Platforms.conf settings conflict
Hello @dbeltran and @bdepaula,
Autosubmit Version
v3.14.0
Expid affected
a3pg
Which task has issues? Where is the log(If applicable)
-
Full_name: a3pg_REMOTE_SETUP
-
Log_Path: no job log, it cannot run
Summary
Setting the platforms.conf
to run with vertical and horizontal wrappers needs these parameters:
MAX_WALLCLOCK = 48:00
MAX_PROCESSORS = 2400
PROCESSORS_PER_NODE = 48
but then, when autosubmit generates the .cmd
files, it adds the next lines to the header (marked the ones conflicting):
#SBATCH --cpus-per-task=1
#SBATCH -n 4 <-- from jobs.conf remote_setup section
#SBATCH --tasks-per-node=48 <-- comes from the PROCESSORS_PER_NODE
#SBATCH -t 2:00:00
#SBATCH -J a3pg_REMOTE_SETUP
#SBATCH --output=/gpfs/scratch/bsc32/bsc32627/a3pg/LOG_a3pg/a3pg_REMOTE_SETUP.cmd.out.0
#SBATCH --error=/gpfs/scratch/bsc32/bsc32627/a3pg/LOG_a3pg/a3pg_REMOTE_SETUP.cmd.err.0
#SBATCH -p interactive <-- from jobs.conf remote_setup section
This causes the job to not be able to queue, since it asks for 48 tasks per node, when in the interactive queue to compile, there is a restriction to only 4 processors:
bsc32627@login3:~> squeue
JOBID PARTITION PRIORITY NAME QOS NOD TIME TIME_LIMIT ST NODELIST(REASON)
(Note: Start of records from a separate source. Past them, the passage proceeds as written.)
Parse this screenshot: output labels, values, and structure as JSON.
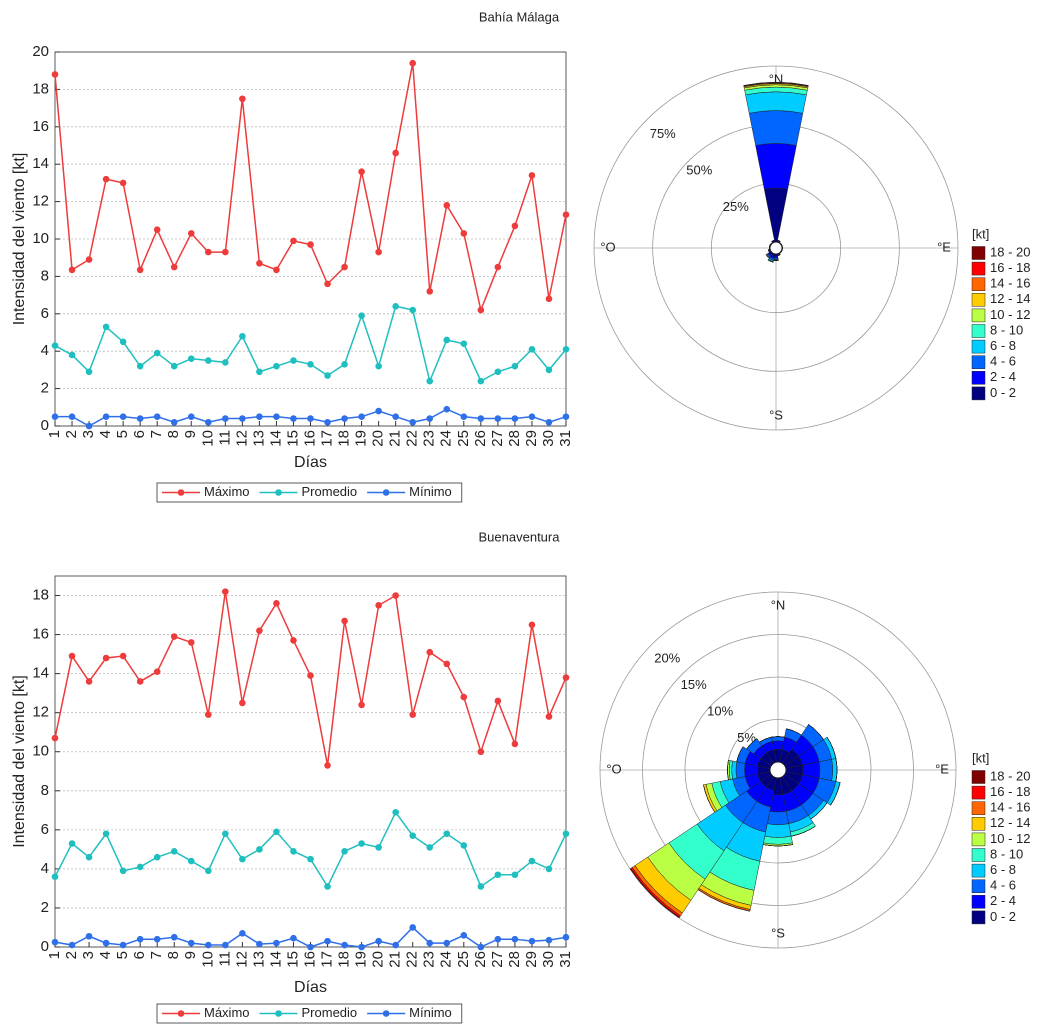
{
  "chart_data": [
    {
      "type": "line",
      "title": "Bahía Málaga",
      "xlabel": "Días",
      "ylabel": "Intensidad del viento [kt]",
      "x": [
        1,
        2,
        3,
        4,
        5,
        6,
        7,
        8,
        9,
        10,
        11,
        12,
        13,
        14,
        15,
        16,
        17,
        18,
        19,
        20,
        21,
        22,
        23,
        24,
        25,
        26,
        27,
        28,
        29,
        30,
        31
      ],
      "xlim": [
        1,
        31
      ],
      "xticks": [
        1,
        2,
        3,
        4,
        5,
        6,
        7,
        8,
        9,
        10,
        11,
        12,
        13,
        14,
        15,
        16,
        17,
        18,
        19,
        20,
        21,
        22,
        23,
        24,
        25,
        26,
        27,
        28,
        29,
        30,
        31
      ],
      "ylim": [
        0,
        20
      ],
      "yticks": [
        0,
        2,
        4,
        6,
        8,
        10,
        12,
        14,
        16,
        18,
        20
      ],
      "grid": true,
      "series": [
        {
          "name": "Máximo",
          "color": "#ee3b3b",
          "values": [
            18.8,
            8.35,
            8.9,
            13.2,
            13.0,
            8.35,
            10.5,
            8.5,
            10.3,
            9.3,
            9.3,
            17.5,
            8.7,
            8.35,
            9.9,
            9.7,
            7.6,
            8.5,
            13.6,
            9.3,
            14.6,
            19.4,
            7.2,
            11.8,
            10.3,
            6.2,
            8.5,
            10.7,
            13.4,
            6.8,
            11.3
          ]
        },
        {
          "name": "Promedio",
          "color": "#1fbfbf",
          "values": [
            4.3,
            3.8,
            2.9,
            5.3,
            4.5,
            3.2,
            3.9,
            3.2,
            3.6,
            3.5,
            3.4,
            4.8,
            2.9,
            3.2,
            3.5,
            3.3,
            2.7,
            3.3,
            5.9,
            3.2,
            6.4,
            6.2,
            2.4,
            4.6,
            4.4,
            2.4,
            2.9,
            3.2,
            4.1,
            3.0,
            4.1
          ]
        },
        {
          "name": "Mínimo",
          "color": "#2f6fe8",
          "values": [
            0.5,
            0.5,
            0,
            0.5,
            0.5,
            0.4,
            0.5,
            0.2,
            0.5,
            0.2,
            0.4,
            0.4,
            0.5,
            0.5,
            0.4,
            0.4,
            0.2,
            0.4,
            0.5,
            0.8,
            0.5,
            0.2,
            0.4,
            0.9,
            0.5,
            0.4,
            0.4,
            0.4,
            0.5,
            0.2,
            0.5
          ]
        }
      ]
    },
    {
      "type": "windrose",
      "directions": [
        0,
        22.5,
        45,
        67.5,
        90,
        112.5,
        135,
        157.5,
        180,
        202.5,
        225,
        247.5,
        270,
        292.5,
        315,
        337.5
      ],
      "direction_labels": [
        "°N",
        "°E",
        "°S",
        "°O"
      ],
      "rlim": [
        0,
        75
      ],
      "rticks": [
        {
          "value": 25,
          "label": "25%"
        },
        {
          "value": 50,
          "label": "50%"
        },
        {
          "value": 75,
          "label": "75%"
        }
      ],
      "legend_title": "[kt]",
      "series": [
        {
          "name": "0 - 2",
          "color": "#000080",
          "values": [
            23,
            0.5,
            0.3,
            0.2,
            0.2,
            0.2,
            0.3,
            0.5,
            1,
            1,
            0.8,
            0.5,
            0.3,
            0.3,
            0.3,
            0.5
          ]
        },
        {
          "name": "2 - 4",
          "color": "#0000ff",
          "values": [
            19,
            0.3,
            0,
            0,
            0,
            0,
            0,
            0.3,
            0.8,
            1,
            0.8,
            0.3,
            0,
            0,
            0,
            0.3
          ]
        },
        {
          "name": "4 - 6",
          "color": "#0066ff",
          "values": [
            14,
            0,
            0,
            0,
            0,
            0,
            0,
            0,
            0.5,
            0.8,
            0.5,
            0,
            0,
            0,
            0,
            0
          ]
        },
        {
          "name": "6 - 8",
          "color": "#00ccff",
          "values": [
            8,
            0,
            0,
            0,
            0,
            0,
            0,
            0,
            0.3,
            0.5,
            0.3,
            0,
            0,
            0,
            0,
            0
          ]
        },
        {
          "name": "8 - 10",
          "color": "#33ffcc",
          "values": [
            2,
            0,
            0,
            0,
            0,
            0,
            0,
            0,
            0.2,
            0.3,
            0.2,
            0,
            0,
            0,
            0,
            0
          ]
        },
        {
          "name": "10 - 12",
          "color": "#bbff44",
          "values": [
            1,
            0,
            0,
            0,
            0,
            0,
            0,
            0,
            0,
            0,
            0,
            0,
            0,
            0,
            0,
            0
          ]
        },
        {
          "name": "12 - 14",
          "color": "#ffcc00",
          "values": [
            0.5,
            0,
            0,
            0,
            0,
            0,
            0,
            0,
            0,
            0,
            0,
            0,
            0,
            0,
            0,
            0
          ]
        },
        {
          "name": "14 - 16",
          "color": "#ff6600",
          "values": [
            0.3,
            0,
            0,
            0,
            0,
            0,
            0,
            0,
            0,
            0,
            0,
            0,
            0,
            0,
            0,
            0
          ]
        },
        {
          "name": "16 - 18",
          "color": "#ff0000",
          "values": [
            0.2,
            0,
            0,
            0,
            0,
            0,
            0,
            0,
            0,
            0,
            0,
            0,
            0,
            0,
            0,
            0
          ]
        },
        {
          "name": "18 - 20",
          "color": "#800000",
          "values": [
            0.1,
            0,
            0,
            0,
            0,
            0,
            0,
            0,
            0,
            0,
            0,
            0,
            0,
            0,
            0,
            0
          ]
        }
      ]
    },
    {
      "type": "line",
      "title": "Buenaventura",
      "xlabel": "Días",
      "ylabel": "Intensidad del viento [kt]",
      "x": [
        1,
        2,
        3,
        4,
        5,
        6,
        7,
        8,
        9,
        10,
        11,
        12,
        13,
        14,
        15,
        16,
        17,
        18,
        19,
        20,
        21,
        22,
        23,
        24,
        25,
        26,
        27,
        28,
        29,
        30,
        31
      ],
      "xlim": [
        1,
        31
      ],
      "xticks": [
        1,
        2,
        3,
        4,
        5,
        6,
        7,
        8,
        9,
        10,
        11,
        12,
        13,
        14,
        15,
        16,
        17,
        18,
        19,
        20,
        21,
        22,
        23,
        24,
        25,
        26,
        27,
        28,
        29,
        30,
        31
      ],
      "ylim": [
        0,
        19
      ],
      "yticks": [
        0,
        2,
        4,
        6,
        8,
        10,
        12,
        14,
        16,
        18
      ],
      "grid": true,
      "series": [
        {
          "name": "Máximo",
          "color": "#ee3b3b",
          "values": [
            10.7,
            14.9,
            13.6,
            14.8,
            14.9,
            13.6,
            14.1,
            15.9,
            15.6,
            11.9,
            18.2,
            12.5,
            16.2,
            17.6,
            15.7,
            13.9,
            9.3,
            16.7,
            12.4,
            17.5,
            18.0,
            11.9,
            15.1,
            14.5,
            12.8,
            10.0,
            12.6,
            10.4,
            16.5,
            11.8,
            13.8
          ]
        },
        {
          "name": "Promedio",
          "color": "#1fbfbf",
          "values": [
            3.6,
            5.3,
            4.6,
            5.8,
            3.9,
            4.1,
            4.6,
            4.9,
            4.4,
            3.9,
            5.8,
            4.5,
            5.0,
            5.9,
            4.9,
            4.5,
            3.1,
            4.9,
            5.3,
            5.1,
            6.9,
            5.7,
            5.1,
            5.8,
            5.2,
            3.1,
            3.7,
            3.7,
            4.4,
            4.0,
            5.8
          ]
        },
        {
          "name": "Mínimo",
          "color": "#2f6fe8",
          "values": [
            0.25,
            0.1,
            0.55,
            0.2,
            0.1,
            0.4,
            0.4,
            0.5,
            0.2,
            0.1,
            0.1,
            0.7,
            0.15,
            0.2,
            0.45,
            0,
            0.3,
            0.1,
            0,
            0.3,
            0.1,
            1.0,
            0.2,
            0.2,
            0.6,
            0,
            0.4,
            0.4,
            0.3,
            0.35,
            0.5
          ]
        }
      ]
    },
    {
      "type": "windrose",
      "directions": [
        0,
        22.5,
        45,
        67.5,
        90,
        112.5,
        135,
        157.5,
        180,
        202.5,
        225,
        247.5,
        270,
        292.5,
        315,
        337.5
      ],
      "direction_labels": [
        "°N",
        "°E",
        "°S",
        "°O"
      ],
      "rlim": [
        0,
        20
      ],
      "rticks": [
        {
          "value": 5,
          "label": "5%"
        },
        {
          "value": 10,
          "label": "10%"
        },
        {
          "value": 15,
          "label": "15%"
        },
        {
          "value": 20,
          "label": "20%"
        }
      ],
      "legend_title": "[kt]",
      "series": [
        {
          "name": "0 - 2",
          "color": "#000080",
          "values": [
            1.5,
            1.5,
            2,
            2,
            2,
            2,
            2,
            2,
            2,
            1.5,
            1.5,
            1.5,
            1.5,
            1.5,
            1.5,
            1.5
          ]
        },
        {
          "name": "2 - 4",
          "color": "#0000ff",
          "values": [
            1,
            1.5,
            2,
            2,
            2,
            2,
            2,
            2,
            2,
            2,
            2,
            1.5,
            1.5,
            1.5,
            1,
            1
          ]
        },
        {
          "name": "4 - 6",
          "color": "#0066ff",
          "values": [
            0.5,
            1,
            1.5,
            1.5,
            1.5,
            2,
            1.5,
            1.5,
            1.5,
            3,
            3,
            1.5,
            1,
            1,
            1,
            0.5
          ]
        },
        {
          "name": "6 - 8",
          "color": "#00ccff",
          "values": [
            0,
            0,
            0,
            0.5,
            0.5,
            0.5,
            0.5,
            1,
            1.5,
            3.5,
            4,
            1.5,
            0.5,
            0,
            0,
            0
          ]
        },
        {
          "name": "8 - 10",
          "color": "#33ffcc",
          "values": [
            0,
            0,
            0,
            0,
            0,
            0,
            0,
            0.5,
            0.8,
            3.5,
            4,
            1,
            0.3,
            0,
            0,
            0
          ]
        },
        {
          "name": "10 - 12",
          "color": "#bbff44",
          "values": [
            0,
            0,
            0,
            0,
            0,
            0,
            0,
            0,
            0.2,
            1.8,
            3,
            0.7,
            0.2,
            0,
            0,
            0
          ]
        },
        {
          "name": "12 - 14",
          "color": "#ffcc00",
          "values": [
            0,
            0,
            0,
            0,
            0,
            0,
            0,
            0,
            0,
            0.5,
            1.8,
            0.3,
            0,
            0,
            0,
            0
          ]
        },
        {
          "name": "14 - 16",
          "color": "#ff6600",
          "values": [
            0,
            0,
            0,
            0,
            0,
            0,
            0,
            0,
            0,
            0.2,
            0.4,
            0,
            0,
            0,
            0,
            0
          ]
        },
        {
          "name": "16 - 18",
          "color": "#ff0000",
          "values": [
            0,
            0,
            0,
            0,
            0,
            0,
            0,
            0,
            0,
            0,
            0.2,
            0,
            0,
            0,
            0,
            0
          ]
        },
        {
          "name": "18 - 20",
          "color": "#800000",
          "values": [
            0,
            0,
            0,
            0,
            0,
            0,
            0,
            0,
            0,
            0,
            0.1,
            0,
            0,
            0,
            0,
            0
          ]
        }
      ]
    }
  ]
}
29032099 interacti 33327 a3pg_REMOTE_SETUP interac 1 0:00 2:00:00 PD (QOSMaxCpuPerJobLimit)
Steps to reproduce
Use interactive queue in a platform with the settings to run horizontal wrappers, the issue should happen. Otherwise, you can try to copy the a3pg
experiment configuration to reproduce it.
What is the current bug behavior?
The REMOTE_SETUP job gets stuck in the queue since it is submitted asking for more cpus than the queue allows.
What is the expected correct behavior?
The PROCESSORS_PER_NODE parameter from the platforms shouldn't affect all the jobs, ¿only the horizontal wrappers?